Désendetter les États tout en soutenant la croissance: le double objectif affiché par les gouvernements européens est un casse-tête qui ne peut-être résolu que dans un avenir plus ou moins lointain.

Plusieurs pays en ont fait leur priorité face à la crise. Ainsi, le nouveau chef du gouvernement italien Mario Monti veut-il «assainir la situation financière» et «reprendre le chemin de la croissance».

Avant de prendre la tête du Fonds monétaire international (FMI), Christine Lagarde avait tenté de théoriser cette politique par un néologisme, la «ri-lance», «subtil dosage» de «rigueur» et de «relance» de l'activité.

Concrètement, cela est censé se traduire par de mesures d'austérité «favorables à la croissance» et la mise en oeuvre, en parallèle, de «réformes structurelles» susceptibles de libérer, sur le long terme, l'activité.

Cette combinaison d'inspiration libérale, mais désormais au programme de plusieurs gouvernements sociaux-démocrates, est le credo de l'Organisation de coopération et de développement économiques (OCDE).

Directeur adjoint de son département économique, Jean-Louis Schneider énumère les mesures pour réduire le déficit sans menacer la croissance: baisse des dépenses pour rationaliser le secteur public, élimination des niches fiscales inutiles, et, éventuellement, augmentation de la TVA et des taxes sur la propriété immobilière ou les activités polluantes.

Dans le même temps, il préconise de réformer les retraites et le système de santé, d'assouplir les règles d'entrée dans certaines professions trop fermées, et de flexibiliser le marché du travail.

«Cela peut être gagnant dès aujourd'hui», assure l'économiste de l'OCDE à l'AFP. «Dans le cas de l'Italie, les marchés s'inquiètent avant tout de ses mauvaises perspectives économiques de long terme. S'ils voient qu'on s'attaque à ce problème, ils allègeront la pression», prédit-il.

Les économistes sont toutefois partagés sur les effets d'une telle politique.

L'Américain Michael Burda, de l'Université Humboldt de Berlin, juge l'équation «possible» en «libérant les forces trop longtemps corsetées».

Selon lui, les économies grecque et italienne, «encore largement sous la coupe de l'État», peuvent se permettre de profonds changements «à moindre coût», via des privatisations et l'ouverture de plusieurs secteurs à la concurrence.

«C'est un processus douloureux», reconnaît-il. «Par exemple, les chauffeurs de taxi grecs, qui ont chèrement acquis leur licence, seront dans un premier temps les perdants d'une libéralisation de leur marché.
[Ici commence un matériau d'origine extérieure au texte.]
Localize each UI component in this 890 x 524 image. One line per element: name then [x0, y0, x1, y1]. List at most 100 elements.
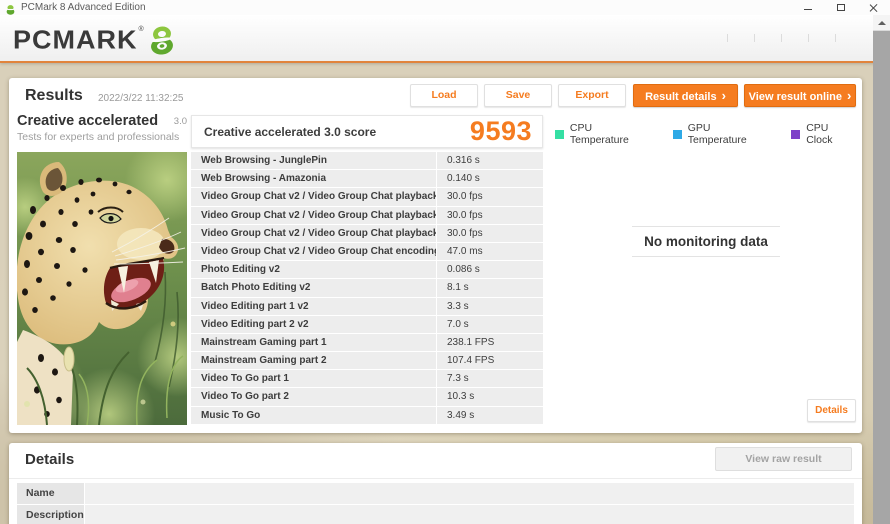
legend-item: CPU Clock [791, 122, 857, 146]
table-row: Video Group Chat v2 / Video Group Chat p… [191, 188, 543, 205]
result-details-label: Result details [645, 91, 717, 103]
benchmark-value: 3.3 s [437, 298, 543, 315]
chevron-right-icon: › [722, 88, 726, 103]
legend-swatch [791, 130, 800, 139]
details-title: Details [25, 451, 74, 468]
results-timestamp: 2022/3/22 11:32:25 [98, 93, 183, 104]
app-window: PCMark 8 Advanced Edition PCMARK ® Resul… [0, 0, 890, 524]
benchmark-name: Video Group Chat v2 / Video Group Chat p… [191, 207, 436, 224]
field-row: Description [17, 505, 854, 524]
table-row: Photo Editing v2 0.086 s [191, 261, 543, 278]
benchmark-value: 0.086 s [437, 261, 543, 278]
monitoring-legend: CPU Temperature GPU Temperature CPU Cloc… [555, 122, 857, 146]
view-raw-result-button[interactable]: View raw result [715, 447, 852, 471]
monitoring-details-button[interactable]: Details [807, 399, 856, 422]
benchmark-value: 7.3 s [437, 370, 543, 387]
nav-item[interactable] [701, 34, 727, 42]
legend-label: GPU Temperature [688, 122, 772, 146]
nav-item[interactable] [754, 34, 781, 42]
test-info: 3.0 Creative accelerated Tests for exper… [17, 112, 187, 143]
nav-item[interactable] [808, 34, 835, 42]
benchmark-name: Photo Editing v2 [191, 261, 436, 278]
table-row: Video Group Chat v2 / Video Group Chat p… [191, 225, 543, 242]
result-details-button[interactable]: Result details › [633, 84, 738, 107]
chevron-right-icon: › [847, 88, 851, 103]
window-title: PCMark 8 Advanced Edition [21, 0, 146, 15]
main-nav [701, 15, 862, 61]
benchmark-name: Video To Go part 1 [191, 370, 436, 387]
benchmark-results-table: Web Browsing - JunglePin 0.316 s Web Bro… [191, 152, 543, 425]
save-button[interactable]: Save [484, 84, 552, 107]
legend-label: CPU Temperature [570, 122, 653, 146]
view-result-online-button[interactable]: View result online › [744, 84, 856, 107]
table-row: Batch Photo Editing v2 8.1 s [191, 279, 543, 296]
benchmark-name: Batch Photo Editing v2 [191, 279, 436, 296]
table-row: Video Editing part 1 v2 3.3 s [191, 298, 543, 315]
legend-item: CPU Temperature [555, 122, 653, 146]
no-monitoring-data-message: No monitoring data [632, 226, 780, 257]
benchmark-value: 30.0 fps [437, 207, 543, 224]
field-label: Name [17, 483, 84, 504]
results-title: Results [25, 87, 83, 105]
nav-item[interactable] [781, 34, 808, 42]
details-fields: Name Description [17, 483, 854, 524]
benchmark-value: 0.140 s [437, 170, 543, 187]
benchmark-value: 238.1 FPS [437, 334, 543, 351]
app-icon [5, 2, 16, 13]
minimize-button[interactable] [802, 2, 814, 14]
export-button[interactable]: Export [558, 84, 626, 107]
benchmark-name: Video Group Chat v2 / Video Group Chat p… [191, 225, 436, 242]
benchmark-name: Video To Go part 2 [191, 388, 436, 405]
legend-swatch [555, 130, 564, 139]
benchmark-value: 0.316 s [437, 152, 543, 169]
benchmark-value: 107.4 FPS [437, 352, 543, 369]
benchmark-name: Video Editing part 2 v2 [191, 316, 436, 333]
details-panel: Details View raw result Name Description [9, 443, 862, 524]
table-row: Video Group Chat v2 / Video Group Chat p… [191, 207, 543, 224]
score-value: 9593 [470, 116, 532, 147]
table-row: Web Browsing - JunglePin 0.316 s [191, 152, 543, 169]
test-version: 3.0 [174, 116, 187, 127]
leopard-image [17, 152, 187, 425]
table-row: Video Group Chat v2 / Video Group Chat e… [191, 243, 543, 260]
registered-mark: ® [139, 26, 144, 33]
benchmark-name: Mainstream Gaming part 2 [191, 352, 436, 369]
benchmark-value: 7.0 s [437, 316, 543, 333]
nav-item[interactable] [835, 34, 862, 42]
maximize-button[interactable] [835, 2, 847, 14]
load-button[interactable]: Load [410, 84, 478, 107]
benchmark-name: Web Browsing - JunglePin [191, 152, 436, 169]
divider [9, 478, 862, 479]
benchmark-name: Video Editing part 1 v2 [191, 298, 436, 315]
vertical-scrollbar[interactable] [873, 15, 890, 524]
app-header: PCMARK ® [0, 15, 890, 63]
logo-text: PCMARK [13, 25, 138, 54]
table-row: Video To Go part 1 7.3 s [191, 370, 543, 387]
pcmark-logo: PCMARK ® [13, 24, 178, 56]
benchmark-value: 8.1 s [437, 279, 543, 296]
score-box: Creative accelerated 3.0 score 9593 [191, 115, 543, 148]
benchmark-value: 3.49 s [437, 407, 543, 424]
table-row: Video Editing part 2 v2 7.0 s [191, 316, 543, 333]
chevron-up-icon [878, 21, 886, 25]
test-name: Creative accelerated [17, 113, 158, 129]
score-label: Creative accelerated 3.0 score [204, 125, 470, 139]
monitoring-chart-area: No monitoring data [555, 226, 857, 257]
close-button[interactable] [868, 2, 880, 14]
pcmark-8-icon [146, 24, 178, 56]
benchmark-name: Video Group Chat v2 / Video Group Chat p… [191, 188, 436, 205]
results-panel: Results 2022/3/22 11:32:25 Load Save Exp… [9, 78, 862, 433]
field-value [85, 505, 854, 524]
benchmark-value: 10.3 s [437, 388, 543, 405]
view-result-online-label: View result online [749, 91, 842, 103]
legend-label: CPU Clock [806, 122, 857, 146]
benchmark-name: Music To Go [191, 407, 436, 424]
benchmark-name: Video Group Chat v2 / Video Group Chat e… [191, 243, 436, 260]
scroll-up-button[interactable] [873, 15, 890, 31]
benchmark-value: 47.0 ms [437, 243, 543, 260]
titlebar: PCMark 8 Advanced Edition [0, 0, 890, 15]
legend-swatch [673, 130, 682, 139]
nav-item[interactable] [727, 34, 754, 42]
field-row: Name [17, 483, 854, 504]
table-row: Music To Go 3.49 s [191, 407, 543, 424]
Mais ensuite toute l'économie sera gagnante.»

Seulement, ajoute-t-il, ces réformes, difficiles à mettre en oeuvre dans un climat social tendu, «prennent du temps».

Difficile de dire combien il faut attendre avant d'en ressentir les bienfaits. «Au moins trois ans, probablement cinq», tente Michael Burda.

Plus sévère, Jean-Paul Fitoussi, de l'Observatoire français des conjonctures économiques (OFCE), critique ces «vieilles recettes», évoquant des études qui montrent que «les répercussions sur la croissance et l'emploi sont au mieux de l'ordre de quelques chiffres après la virgule».

«On défend les réformes structurelles pour résoudre une crise de l'instantané, alors que leurs effets bénéfiques se feront sentir, au mieux, sur le long terme», déplore-t-il.

Pour lui, ces mesures peuvent même avoir un «effet récessif» dans l'immédiat, car elles donnent un sentiment de précarité aux salariés et les incitent à épargner.

Roberto Perotti, de l'université Bocconi de Milan, convient que les plans d'austérité affecteront d'abord durablement la croissance. Mais il les justifie, comme la plupart des économistes, par la nécessité de calmer les marchés et de rendre les dépenses publiques plus soutenables.

Une position que conteste Jean-Paul Fitoussi. A ses yeux, la simultanéité des plans de rigueur dans tous les pays de la zone euro aggrave la situation et alimente le «cercle vicieux» récession-austérité-récession.